A decoupling calculation method of separating temperature component from the nano-scale metal film thickness measurement output by the eddy current sensor

Abstract

The eddy current method has been widely applied in the field of nano-scale metal film thickness detection. The output signal of an eddy current sensor is generally tiny in practice, and it is easily affected by the ambient temperature variation, which results in a decrease in the measurement accuracy. How to separate the temperature effect on film thickness measurement for achieving a high precision is a major problem. Therefore, a coupling model of an eddy current sensor with an electromagnetic field and a temperature field is established in this study, and the influence of the film thickness and temperature on coil impedance is calculated.
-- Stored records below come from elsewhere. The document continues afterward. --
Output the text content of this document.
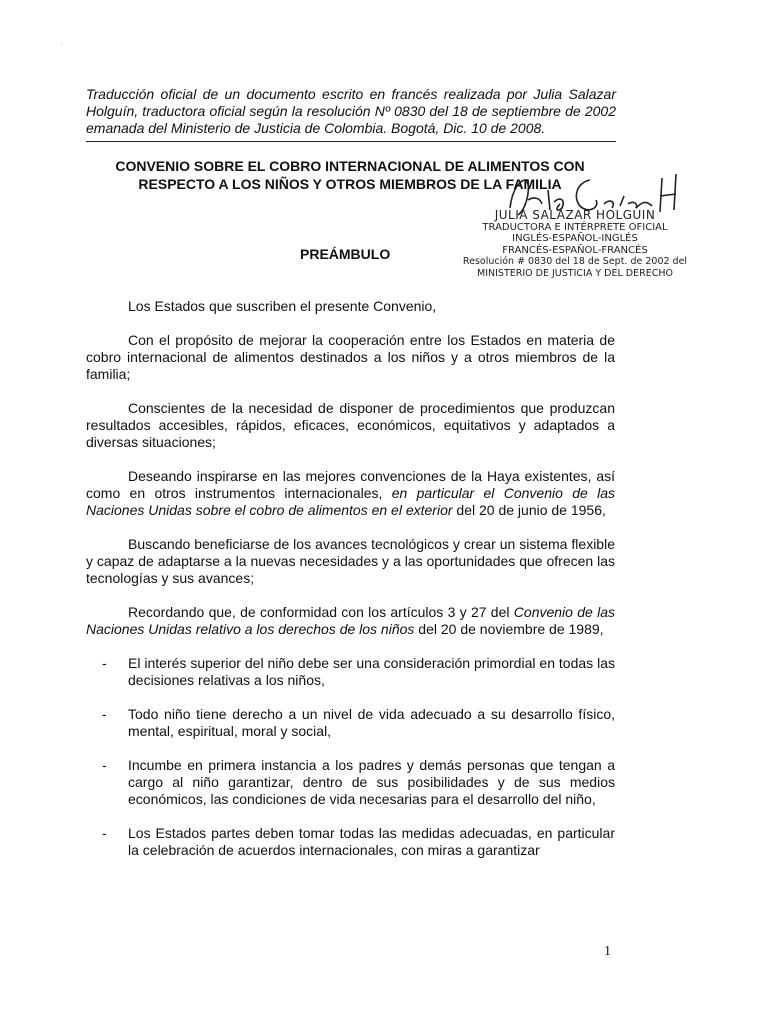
·
Traducción oficial de un documento escrito en francés realizada por Julia Salazar Holguín, traductora oficial según la resolución Nº 0830 del 18 de septiembre de 2002 emanada del Ministerio de Justicia de Colombia. Bogotá, Dic. 10 de 2008.
CONVENIO SOBRE EL COBRO INTERNACIONAL DE ALIMENTOS CON
RESPECTO A LOS NIÑOS Y OTROS MIEMBROS DE LA FAMILIA
JULIA SALAZAR HOLGUIN
TRADUCTORA E INTÉRPRETE OFICIAL
INGLÉS-ESPAÑOL-INGLÉS
FRANCÉS-ESPAÑOL-FRANCÉS
Resolución # 0830 del 18 de Sept. de 2002 del
MINISTERIO DE JUSTICIA Y DEL DERECHO
PREÁMBULO

Los Estados que suscriben el presente Convenio,

Con el propósito de mejorar la cooperación entre los Estados en materia de cobro internacional de alimentos destinados a los niños y a otros miembros de la familia;

Conscientes de la necesidad de disponer de procedimientos que produzcan resultados accesibles, rápidos, eficaces, económicos, equitativos y adaptados a diversas situaciones;

Deseando inspirarse en las mejores convenciones de la Haya existentes, así como en otros instrumentos internacionales, en particular el Convenio de las Naciones Unidas sobre el cobro de alimentos en el exterior del 20 de junio de 1956,

Buscando beneficiarse de los avances tecnológicos y crear un sistema flexible y capaz de adaptarse a la nuevas necesidades y a las oportunidades que ofrecen las tecnologías y sus avances;

Recordando que, de conformidad con los artículos 3 y 27 del Convenio de las Naciones Unidas relativo a los derechos de los niños del 20 de noviembre de 1989,

- El interés superior del niño debe ser una consideración primordial en todas las decisiones relativas a los niños,
- Todo niño tiene derecho a un nivel de vida adecuado a su desarrollo físico, mental, espiritual, moral y social,
- Incumbe en primera instancia a los padres y demás personas que tengan a cargo al niño garantizar, dentro de sus posibilidades y de sus medios económicos, las condiciones de vida necesarias para el desarrollo del niño,
- Los Estados partes deben tomar todas las medidas adecuadas, en particular la celebración de acuerdos internacionales, con miras a garantizar
1
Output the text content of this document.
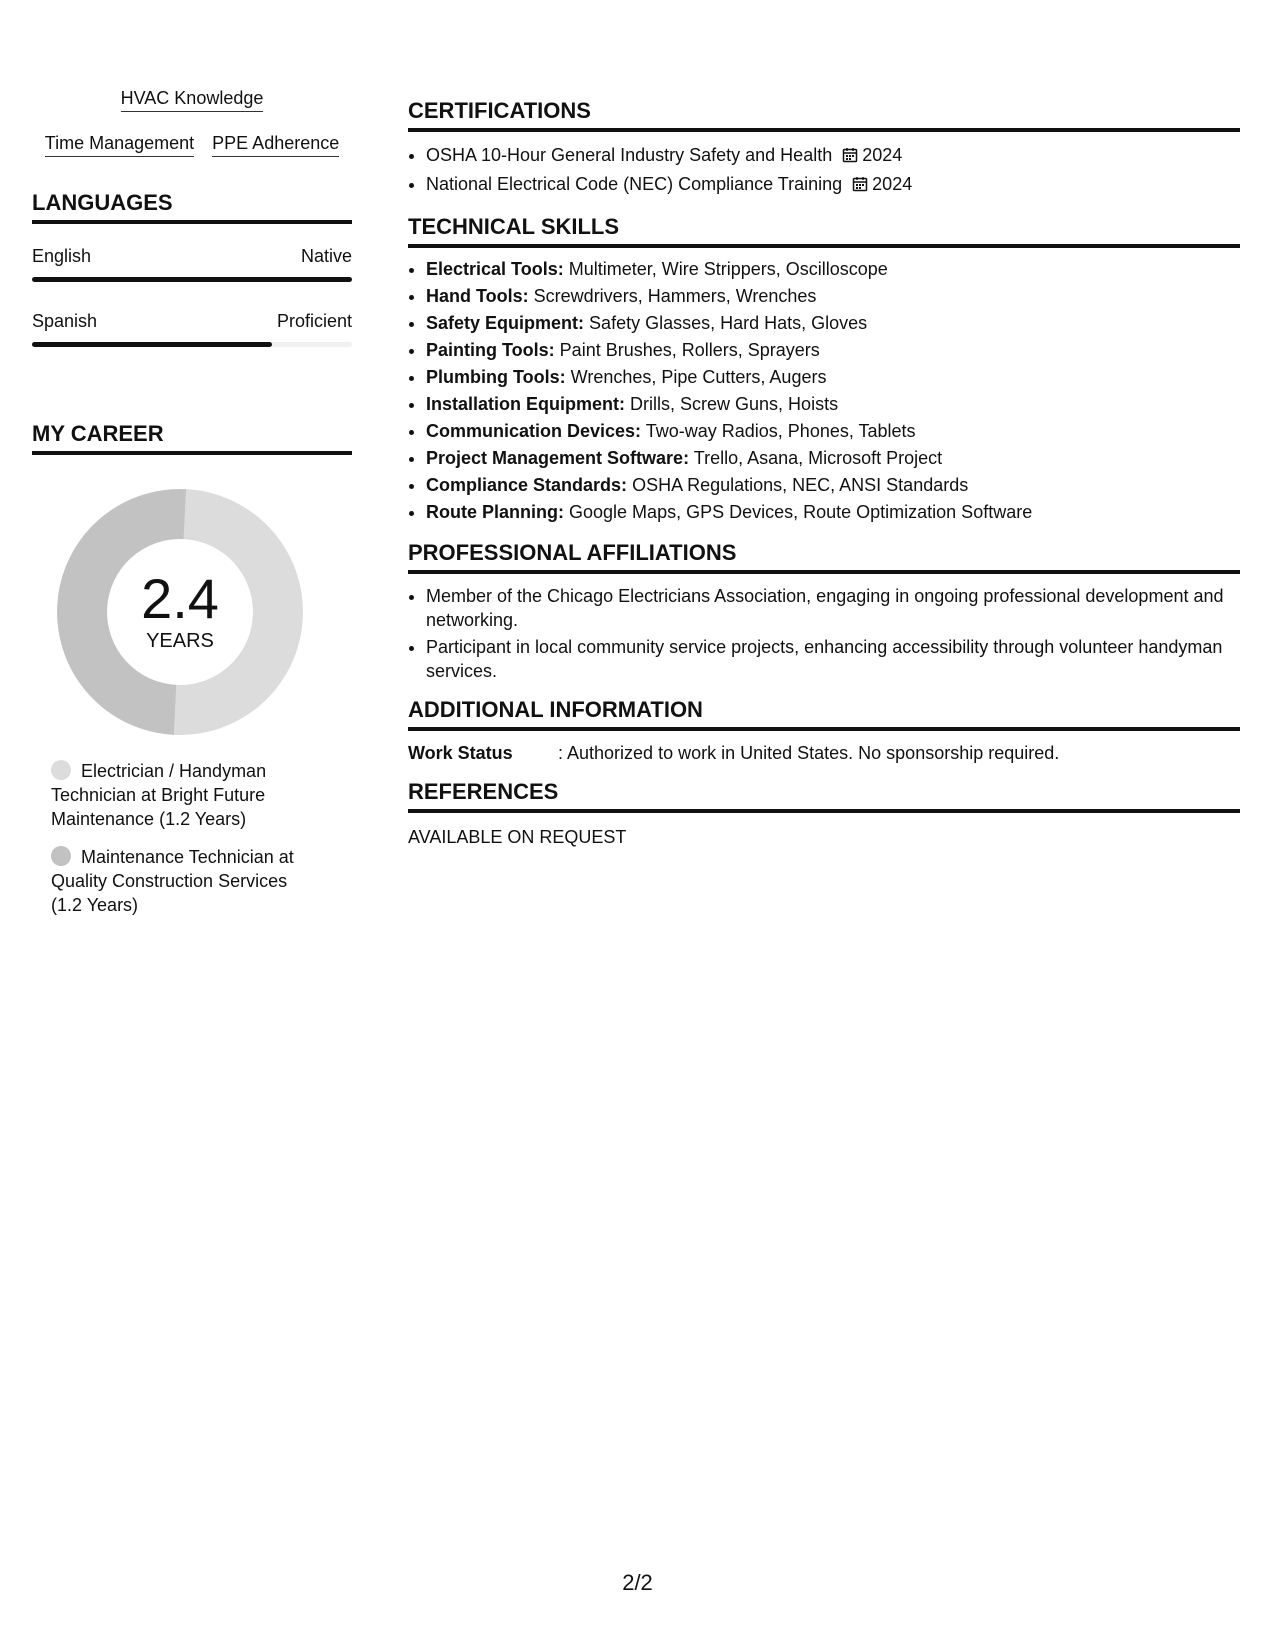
HVAC Knowledge
Time Management PPE Adherence
LANGUAGES
English	Native
Spanish	Proficient
MY CAREER
2.4
YEARS
Electrician / Handyman Technician at Bright Future Maintenance (1.2 Years)
Maintenance Technician at Quality Construction Services (1.2 Years)
CERTIFICATIONS
• OSHA 10-Hour General Industry Safety and Health 2024
• National Electrical Code (NEC) Compliance Training 2024
TECHNICAL SKILLS
• Electrical Tools: Multimeter, Wire Strippers, Oscilloscope
• Hand Tools: Screwdrivers, Hammers, Wrenches
• Safety Equipment: Safety Glasses, Hard Hats, Gloves
• Painting Tools: Paint Brushes, Rollers, Sprayers
• Plumbing Tools: Wrenches, Pipe Cutters, Augers
• Installation Equipment: Drills, Screw Guns, Hoists
• Communication Devices: Two-way Radios, Phones, Tablets
• Project Management Software: Trello, Asana, Microsoft Project
• Compliance Standards: OSHA Regulations, NEC, ANSI Standards
• Route Planning: Google Maps, GPS Devices, Route Optimization Software
PROFESSIONAL AFFILIATIONS
• Member of the Chicago Electricians Association, engaging in ongoing professional development and networking.
• Participant in local community service projects, enhancing accessibility through volunteer handyman services.
ADDITIONAL INFORMATION
Work Status	: Authorized to work in United States. No sponsorship required.
REFERENCES
AVAILABLE ON REQUEST
2/2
It is found that the inductance and resistance of the coil vary monotonically as thickness and temperature with a measure of linearity in a certain range, as well as the real part and imaginary part of the output voltage by using an AC bridge. Then a film thickness-temperature decoupling calculation method is proposed, and a group of linear calibration intervals are further divided considering the linearity and measurement accuracy. According to the calculation results, it is confirmed that the method can decouple the two, and accomplish a higher accuracy. In addition, the method is verified by a series of experiments, and the variation trend of real and imaginary parts of output voltage with thickness and temperature is consistent with simulation results. At the same time, it is feasible to realize a synchronous detection of metal film thickness and ambient temperature in a certain range.